We made it to the sea
The bathroom was interesting with the shower in the middle and no screens, meaning you have to cross a wet floor to reach the toilet. Otherwise the room was large and nicer than we had experienced to date.
We set off to look for dinner but our usual approach didn't work as much of the seating was upstairs. All offered fresh fish at expensive prices. We entered one and started using Google translate to understand the menu. When we finally asked a question, we were told the restaurant was closed. We tried another and they asked us to choose a fish. Uncertain as to how it would be served, we tried a cluster of restaurants in search of someone who spoke some English. A young girl came to help us and suggested a noodle dish with some shellfish and squid. We agreed.

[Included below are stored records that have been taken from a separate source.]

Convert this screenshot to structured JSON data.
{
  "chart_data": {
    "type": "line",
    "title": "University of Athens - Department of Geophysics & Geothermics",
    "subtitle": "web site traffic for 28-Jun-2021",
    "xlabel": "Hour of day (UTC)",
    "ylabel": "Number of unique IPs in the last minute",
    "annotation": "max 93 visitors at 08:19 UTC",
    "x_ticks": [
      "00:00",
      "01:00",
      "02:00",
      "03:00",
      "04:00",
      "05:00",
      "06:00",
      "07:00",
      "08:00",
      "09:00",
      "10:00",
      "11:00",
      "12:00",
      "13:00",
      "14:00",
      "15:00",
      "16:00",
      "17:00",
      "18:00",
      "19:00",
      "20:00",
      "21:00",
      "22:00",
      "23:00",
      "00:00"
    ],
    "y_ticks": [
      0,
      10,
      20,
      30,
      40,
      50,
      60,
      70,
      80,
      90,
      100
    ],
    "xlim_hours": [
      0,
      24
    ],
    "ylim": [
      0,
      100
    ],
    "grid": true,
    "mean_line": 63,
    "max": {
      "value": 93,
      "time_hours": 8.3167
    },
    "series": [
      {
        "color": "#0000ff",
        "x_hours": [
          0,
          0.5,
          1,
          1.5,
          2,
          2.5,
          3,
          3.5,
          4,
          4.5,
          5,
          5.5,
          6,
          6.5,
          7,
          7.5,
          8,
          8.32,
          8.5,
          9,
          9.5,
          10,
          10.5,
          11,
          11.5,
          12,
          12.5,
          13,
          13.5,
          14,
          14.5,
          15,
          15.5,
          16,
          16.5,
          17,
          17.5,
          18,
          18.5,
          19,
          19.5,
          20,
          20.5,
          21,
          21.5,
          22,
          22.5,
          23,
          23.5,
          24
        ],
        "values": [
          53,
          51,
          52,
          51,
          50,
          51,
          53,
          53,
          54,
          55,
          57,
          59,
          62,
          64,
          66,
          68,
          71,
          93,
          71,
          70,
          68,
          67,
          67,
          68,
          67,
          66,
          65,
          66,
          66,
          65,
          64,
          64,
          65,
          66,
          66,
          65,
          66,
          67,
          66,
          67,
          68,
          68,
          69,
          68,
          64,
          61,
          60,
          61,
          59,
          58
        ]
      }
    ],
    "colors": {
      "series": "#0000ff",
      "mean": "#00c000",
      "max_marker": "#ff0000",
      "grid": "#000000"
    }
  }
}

Dinner arrived and it turned out that the noodles were made of raw squid In a cold chilli broth with cabbage and cucumber. It was completely different to anything we had eaten before. Fortunately it came with rice so Jonno could add the broth to the rice as he wasn't too keen on the raw squid. There were also some delicious side dishes including octopus, mackerel, a seafood pancake, whiting and a croquette as well as the usual kimchi and peanuts that looked like they were marinated in squid ink. An interesting dinner but not one we are keen to repeat.